2. Steer clear of media negativity.
<pRegardless of the field you’re focused on, the financial media often leans toward a “doom and gloom” perspective. However, being young during a recession can actually foster innovation and economic advancement. Notably, companies like Uber, Airbnb, and Square emerged from the 2008 recession. Additionally, Microsoft, HP, General Electric, Warby Parker, Netflix, and Trader Joe’s were all launched during past recessions.
Even though millennials encountered a challenging economy early in their careers (I stepped into the financial realm in 2008), the economic prosperity and investment growth they have seen in the last decade have compensated for those hardships. Moreover, this period birthed careers and industries that previously didn’t exist. Hence, although the recession news may seem alarming, don’t let it affect your mindset.

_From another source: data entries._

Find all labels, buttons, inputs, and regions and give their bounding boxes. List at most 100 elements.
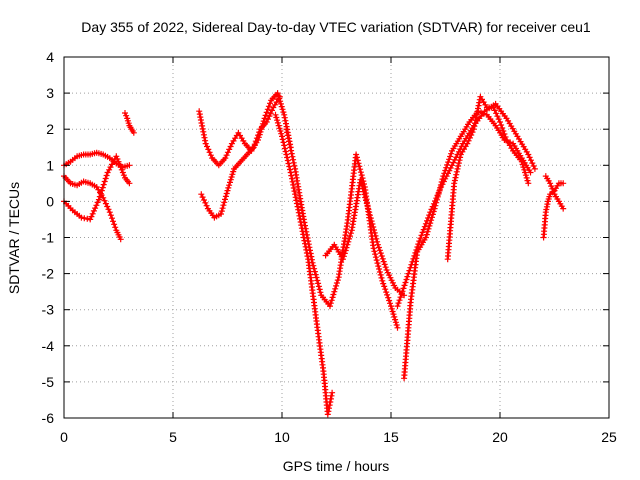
- data-point: [327, 300, 334, 307]
- data-point: [439, 176, 446, 183]
- data-point: [276, 125, 283, 132]
- data-point: [206, 149, 213, 156]
- data-point: [204, 143, 210, 150]
- data-point: [224, 187, 231, 194]
- x-tick-label: 25: [601, 429, 617, 445]
- data-point: [278, 103, 285, 110]
- data-point: [266, 113, 273, 120]
- data-point: [560, 180, 567, 187]
- data-point: [441, 170, 448, 177]
- data-point: [377, 271, 384, 278]
- data-point: [310, 262, 317, 269]
- data-point: [230, 168, 237, 175]
- data-point: [498, 122, 505, 128]
- data-point: [281, 145, 288, 152]
- data-point: [367, 212, 373, 219]
- data-point: [280, 139, 287, 146]
- data-point: [382, 286, 389, 293]
- data-point: [528, 157, 534, 164]
- data-point: [531, 165, 538, 172]
- data-point: [109, 215, 115, 222]
- data-point: [375, 244, 382, 251]
- data-point: [490, 104, 497, 111]
- data-point: [311, 265, 318, 272]
- data-point: [495, 116, 502, 123]
- data-point: [130, 129, 137, 136]
- data-point: [422, 220, 429, 227]
- data-point: [421, 223, 428, 230]
- x-tick-label: 20: [492, 429, 508, 445]
- data-point: [365, 206, 372, 213]
- data-point: [468, 132, 475, 138]
- data-point: [343, 244, 350, 251]
- data-point: [277, 100, 284, 107]
- data-point: [284, 157, 291, 164]
- data-point: [284, 132, 291, 139]
- data-point: [406, 267, 413, 274]
- data-point: [379, 277, 386, 284]
- data-point: [251, 141, 258, 148]
- data-point: [286, 163, 293, 170]
- data-point: [267, 100, 273, 107]
- data-point: [334, 277, 341, 284]
- data-point: [457, 154, 464, 161]
- data-point: [363, 200, 370, 207]
- data-point: [420, 226, 427, 233]
- data-point: [357, 166, 364, 173]
- data-point: [356, 163, 363, 170]
- data-point: [451, 180, 458, 187]
- data-point: [284, 129, 290, 136]
- data-point: [399, 288, 406, 295]
- data-point: [223, 190, 230, 197]
- data-point: [326, 402, 333, 409]
- data-point: [524, 177, 531, 184]
- data-point: [122, 110, 128, 116]
- data-point: [205, 146, 212, 153]
- data-point: [428, 217, 435, 224]
- data-point: [315, 280, 322, 287]
- data-point: [376, 269, 383, 275]
- data-point: [425, 225, 432, 232]
- data-point: [353, 154, 360, 161]
- data-point: [102, 200, 109, 207]
- data-point: [327, 303, 333, 310]
- data-point: [340, 256, 346, 263]
- data-point: [281, 142, 288, 149]
- data-point: [314, 277, 321, 284]
- data-point: [96, 193, 103, 200]
- data-point: [286, 141, 293, 148]
- data-point: [429, 214, 435, 221]
- data-point: [543, 206, 550, 213]
- data-point: [501, 131, 508, 137]
- data-point: [347, 233, 353, 240]
- data-point: [317, 289, 324, 296]
- y-tick-label: -1: [42, 230, 55, 246]
- data-point: [378, 253, 385, 259]
- data-point: [307, 247, 313, 254]
- y-tick-label: -2: [42, 266, 55, 282]
- data-point: [283, 151, 290, 158]
- data-point: [445, 159, 452, 166]
- data-point: [344, 241, 351, 248]
- data-point: [273, 114, 280, 121]
- data-point: [275, 122, 282, 129]
- data-point: [279, 136, 286, 143]
- data-point: [369, 221, 376, 227]
- data-point: [381, 283, 388, 290]
- data-point: [522, 172, 529, 179]
- data-point: [198, 191, 205, 198]
- data-point: [374, 238, 381, 245]
- data-point: [285, 160, 292, 167]
- data-point: [355, 160, 362, 167]
- data-point: [547, 180, 554, 187]
- data-point: [434, 196, 440, 203]
- data-point: [346, 235, 353, 242]
- data-point: [90, 207, 97, 214]
- data-point: [265, 103, 272, 110]
- data-point: [278, 130, 285, 137]
- y-tick-label: 1: [46, 157, 54, 173]
- data-point: [282, 148, 289, 155]
- data-point: [359, 182, 366, 189]
- data-point: [387, 300, 393, 307]
- data-point: [491, 107, 498, 114]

3. Take action immediately.
So, what occurs in the stock market during a downturn? Prices decline. This might pose difficulties for individuals nearing retirement—Americans saw approximately half a trillion dollars in wealth evaporate in the first quarter of 2022. However, for anyone with more than a decade until retirement, this recession provides a chance to buy at reduced prices.
Typically, stock prices are down across the board compared to last year’s all-time highs. This situation offers you a renewed opportunity to invest in equities and exchange-traded funds at a bargain. Baron Nathan Rothschild famously stated, “The time to buy is when there is blood in the streets.” He certainly knew: He amassed one of history’s largest fortunes by capitalizing on the post-Waterloo recession.
4. Identify your dream job.
Many associate a recession with increased unemployment; however, these two phenomena are not always connected. While a downturn can heighten job security worries for young professionals and some companies may face lean times resulting in layoffs or Chapter 11 filings, the positive news is that the Great Resignation has crafted a market that benefits job seekers.
As of July, the U.S. had 11.2 million job openings, marking a favorable “dream recession” for those under 30. Moreover, employees are still resigning at near-record rates. This shift implies that the tradition of settling for unpaid internships just to gain entry is fading. Job seekers are discovering innovative pathways to enter the workforce and effectively negotiate for their desired outcomes, whether it relates to pay, work environment, hours, or other factors.
During these financially cautious times, leverage both your primary job and any side endeavors to enhance your income potential. You can distinguish yourself financially from your peers and secure a comfortable retirement. It simply requires taking small steps starting today. If you can perceive the potential recession as merely a phase in your 20s, you’ll lay a strong foundation for your future retirement.